There were some very fine revivals this year. From the post-war repertoire, I enjoyed the two Weskers, the Donmar’s Moonlight, Butley in the West End, Fen at the Finborough, Saved at the Lyric, and, maybe most of all, Inadmissible Evidence at the Donmar. For the entire length of The Browning Version
at Chichester I was convinced that I was watching one of the greatest
plays of the last hundred years, a conviction that has not left me. (I
enjoyed Flare Path but still am not convinced that the play is all that). I’d never seen the Goldoni behind One Man, Two Guvnors, but the show works very well and is extremely funny. Nor had I seen Schiller’s Luise Miller but I’m glad I have, especially because of its strong version by Mike Poulton. Elsewhere, I’ve just seen the Young Vic’s Hamlet which was a strange but exhilarating experience. Maybe the most beautiful revival was Katie Mitchell’s A Woman Killed With Kindness at the National; stately, frozen, horrified, and shocking.
London Road and Matilda
were stunning new musicals which could both - so easily - have been
disasters. Probably the show I enjoyed most this year was actually not
new this year, just new to me, and it was Lone Twin’s Catastrophe Trilogy, played out all day on a Sunday at the horrible Chelsea Centre, but was a blissful experience. Also new to me was I Am the Wind, another fine Young Vic experience in a year of ‘experience’ theatre. The Lyric’s Aladdin was comfortably in an excellent groove, a complete delight.

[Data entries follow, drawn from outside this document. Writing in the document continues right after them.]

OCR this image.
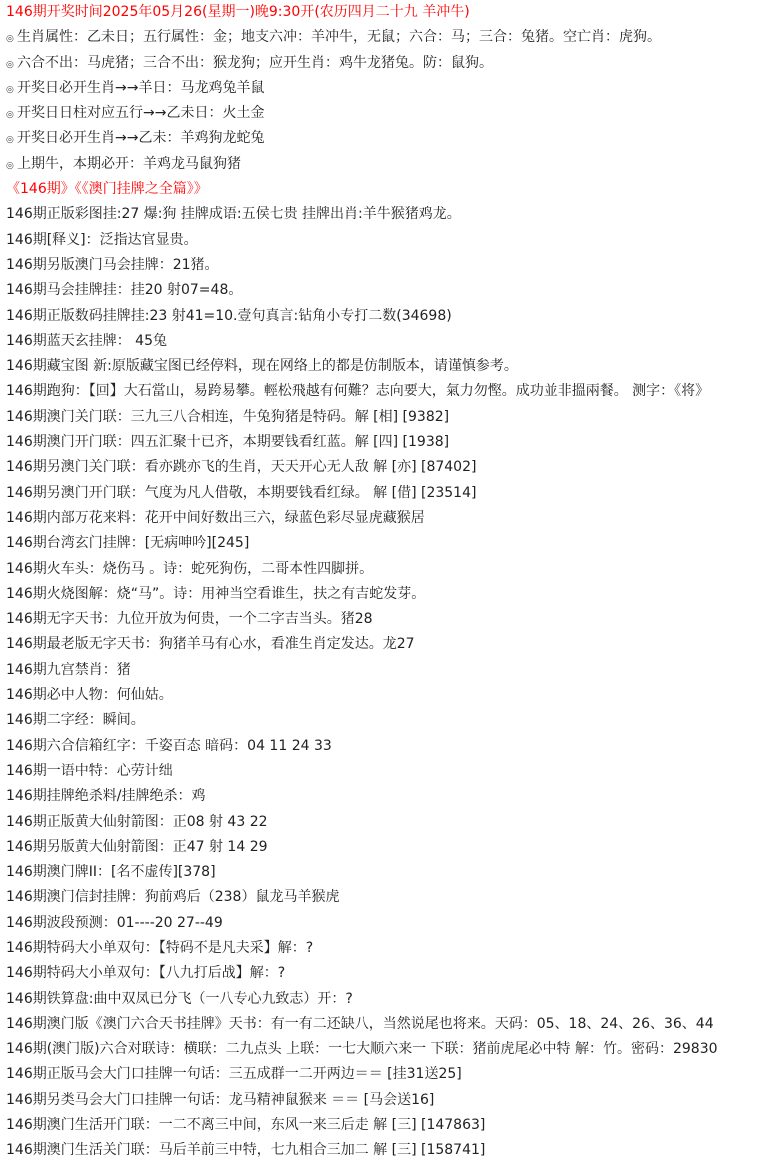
146期开奖时间2025年05月26(星期一)晚9:30开(农历四月二十九 羊冲牛)
◎ 生肖属性：乙未日；五行属性：金；地支六冲：羊冲牛，无鼠；六合：马；三合：兔猪。空亡肖：虎狗。
◎ 六合不出：马虎猪；三合不出：猴龙狗；应开生肖：鸡牛龙猪兔。防：鼠狗。
◎ 开奖日必开生肖→→羊日：马龙鸡兔羊鼠
◎ 开奖日日柱对应五行→→乙未日：火土金
◎ 开奖日必开生肖→→乙未：羊鸡狗龙蛇兔
◎ 上期牛，本期必开：羊鸡龙马鼠狗猪
《146期》《《澳门挂牌之全篇》》
146期正版彩图挂:27 爆:狗 挂牌成语:五侯七贵 挂牌出肖:羊牛猴猪鸡龙。
146期[释义]：泛指达官显贵。
146期另版澳门马会挂牌：21猪。
146期马会挂牌挂：挂20 射07=48。
146期正版数码挂牌挂:23 射41=10.壹句真言:钻角小专打二数(34698)
146期蓝天玄挂牌： 45兔
146期藏宝图 新:原版藏宝图已经停料，现在网络上的都是仿制版本，请谨慎参考。
146期跑狗：【回】大石當山，易跨易攀。輕松飛越有何難？志向要大，氣力勿慳。成功並非搵兩餐。 测字：《将》
146期澳门关门联：三九三八合相连，牛兔狗猪是特码。解 [相] [9382]
146期澳门开门联：四五汇聚十已齐，本期要钱看红蓝。解 [四] [1938]
146期另澳门关门联：看亦跳亦飞的生肖，天天开心无人敌 解 [亦] [87402]
146期另澳门开门联：气度为凡人借敬，本期要钱看红绿。 解 [借] [23514]
146期内部万花来料：花开中间好数出三六，绿蓝色彩尽显虎藏猴居
146期台湾玄门挂牌：[无病呻吟][245]
146期火车头：烧伤马 。诗：蛇死狗伤，二哥本性四脚拼。
146期火烧图解：烧“马”。诗：用神当空看谁生，扶之有吉蛇发芽。
146期无字天书：九位开放为何贵，一个二字吉当头。猪28
146期最老版无字天书：狗猪羊马有心水，看准生肖定发达。龙27
146期九宫禁肖：猪
146期必中人物：何仙姑。
146期二字经：瞬间。
146期六合信箱红字：千姿百态 暗码：04 11 24 33
146期一语中特：心劳计绌
146期挂牌绝杀料/挂牌绝杀：鸡
146期正版黄大仙射箭图：正08 射 43 22
146期另版黄大仙射箭图：正47 射 14 29
146期澳门牌II：[名不虚传][378]
146期澳门信封挂牌：狗前鸡后（238）鼠龙马羊猴虎
146期波段预测：01----20 27--49
146期特码大小单双句：【特码不是凡夫采】解：?
146期特码大小单双句：【八九打后战】解：?
146期铁算盘:曲中双凤已分飞（一八专心九致志）开：?
146期澳门版《澳门六合天书挂牌》天书：有一有二还缺八，当然说尾也将来。天码：05、18、24、26、36、44
146期(澳门版)六合对联诗：横联：二九点头 上联：一七大顺六来一 下联：猪前虎尾必中特 解：竹。密码：29830
146期正版马会大门口挂牌一句话：三五成群一二开两边＝＝ [挂31送25]
146期另类马会大门口挂牌一句话：龙马精神鼠猴来 ＝＝ [马会送16]
146期澳门生活开门联：一二不离三中间，东风一来三后走 解 [三] [147863]
146期澳门生活关门联：马后羊前三中特，七九相合三加二 解 [三] [158741]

Design-wise, I thought the Young Vic had it. There was Miriam Buether’s delightfully gaudy set for Government Inspector (complemented by Nicky Gillibrand’s wonderful costumes); Richard Peduzzi’s stark tilting raft for I Am the Wind,
which, in its simple lifts and tilts in its small lake, created an epic
journey for this splintered gem. And then Jeremy Herbert’s set for Hamlet, another pre-show walk-through, like Government Inspector, opened
right out, embracing the audience, yet also working on our nerves, our
desires to look, our fears. The lighting needs special mention here:
Adam Silverman lit the show like nothing else I’ve seen. Stark and
beautiful, functional and atmospheric, all at the same time. The most
terrifying ghost, the cruellest Elsinore, and sitting in the Young Vic,
it didn’t feel like an English theatre experience.
Not a great year, but there’s so much energy and excitement around, one feels there’s something waiting, ready to burst out.